IBM is working on a super-computer that could shatter speed records at 10 quadrillion calculations per second.
They're building the future at IBM in Rochester -- and her name is Mira.
Mira is an IBM supercomputer worth an estimated $50 million, and when she makes her debut next year, IBM says she may be the most powerful computer in the world.
Mira will produce more than 10 quadrillion calculations per second, IBM promises. That's four times faster than China's Tianhe-1A, currently considered the fastest.
If everyone in the United States made one calculation per second, it would take them nearly a year to complete what Mira can do in one second.

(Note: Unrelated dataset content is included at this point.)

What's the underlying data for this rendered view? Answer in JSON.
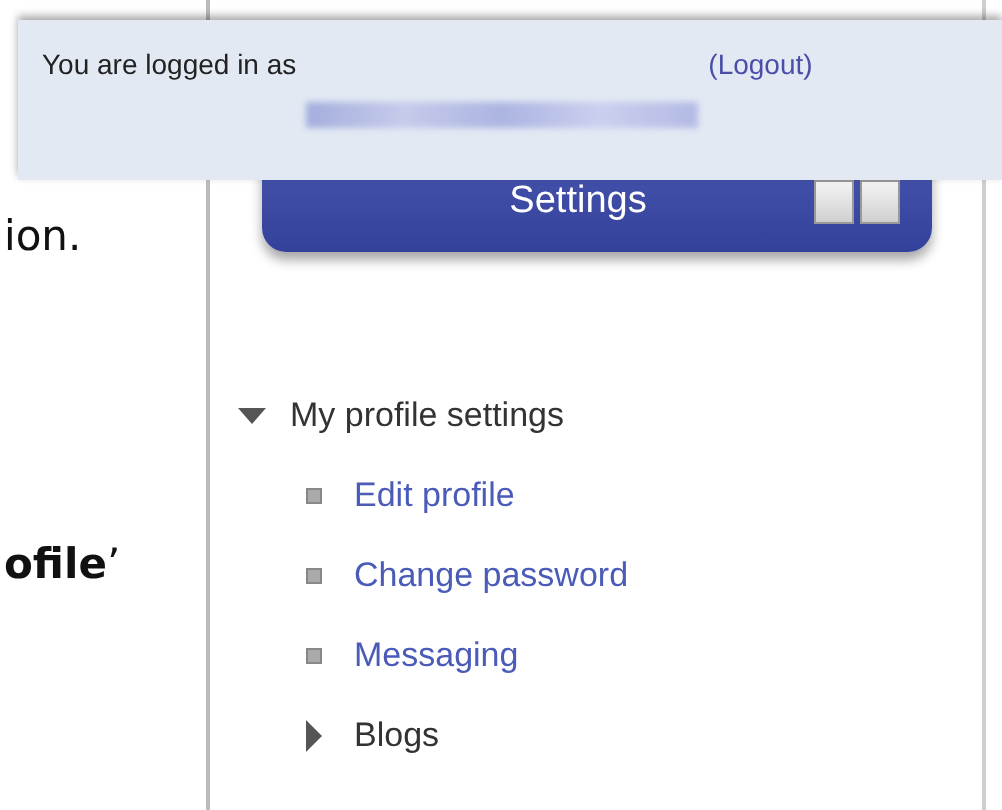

"We're not out just to prove that our supercomputer is No. 1," said Mike Good, software developer for advanced systems at the Rochester plant. "We want to come out with systems that are innovative, but also have the ability to solve the world's problems in a real way."
IBM supercomputers are used to design new drugs, develop nuclear weapons and help search for oil. Once completed, Mira will handle tasks such as designing advanced electric car batteries.
IBM is expected to announce Tuesday that it has received a contract from the Department of Energy to build Mira at its Rochester facility -- one of the last vestiges of Minnesota's heady supercomputer past, when Cray Research and Control Data Corp. were based in the metro area.
IBM declined to reveal Mira's purchase price, which comes out of a $180 million budget at Argonne National Laboratory in Chicago, where Mira will end up once it's built. Rich Brueckner of Portland, Ore., who runs the InsideHPC.com (high performance computing) news website, estimates Mira will cost about $50 million, plus another $4 million to $5 million annually to pay for her electricity bills.
Mira is what IBM calls a "Blue Gene/Q" supercomputer, the latest in a series IBM has been building since 1999. She is made up of a lot of little parts, including 786,000 individual processing units.
As the Blue Gene project has continued, the IBM operations in Rochester have played an ever-larger role, Good said. But the effect of the Mira contract on IBM's Rochester plant is hard to gauge, though about 200 people have been assigned to the project. IBM declined to disclose how many people work at the Rochester plant. The number was 4,200 about two years ago, but IBM has had layoffs since then, and it's unclear how many were in Rochester.
Given the frantic pace at which technology advances, Mira may or may not be the fastest in the world when the "Top 500" list of supercomputers is determined by university and government laboratory experts at the end of 2012. It just depends on what supercomputers other nations and companies build between now and then, analysts say.
IBM says it doesn't matter. The important thing, company officials emphasize, is scientific research, although they acknowledge value in being able to tout the world's fastest computer.
Analysts say measurements used to pick the fastest computer are of dubious value. They say Mira's real contributions will be everything IBM learns while building her. Such innovations will trickle down to all the lower-priced computers that IBM sells to corporations, most of which don't need a $50 million supercomputer, but need something fast.
"Wall Street will use those computers to analyze their portfolios to see what will happen if interest rates do this or that," said Dan Olds, an analyst at Gabriel Consulting Group in Beaverton, Ore. "Retailers can use them to track cold and flu season, so they know how much tissue or Nyquil to stock in particular stores at particular times."
IBM also sees Mira as a stepping stone to its next generation of supercomputers that will be 1,000 times faster, Good said.
Despite Mira's great speed, she may never run flat out at 10 quadrillion calculations, or petaflops, a second, because there are only half a dozen scientific problems in the world that could use that much speed, Brueckner said. More likely Mira will spend her life juggling several weighty scientific problems at a time, none of them able to single-handedly put her speed to the test.
"These supercomputers are not anything you or I would ever use," Brueckner said. "But there are plenty of high-energy physics problems that need something that big."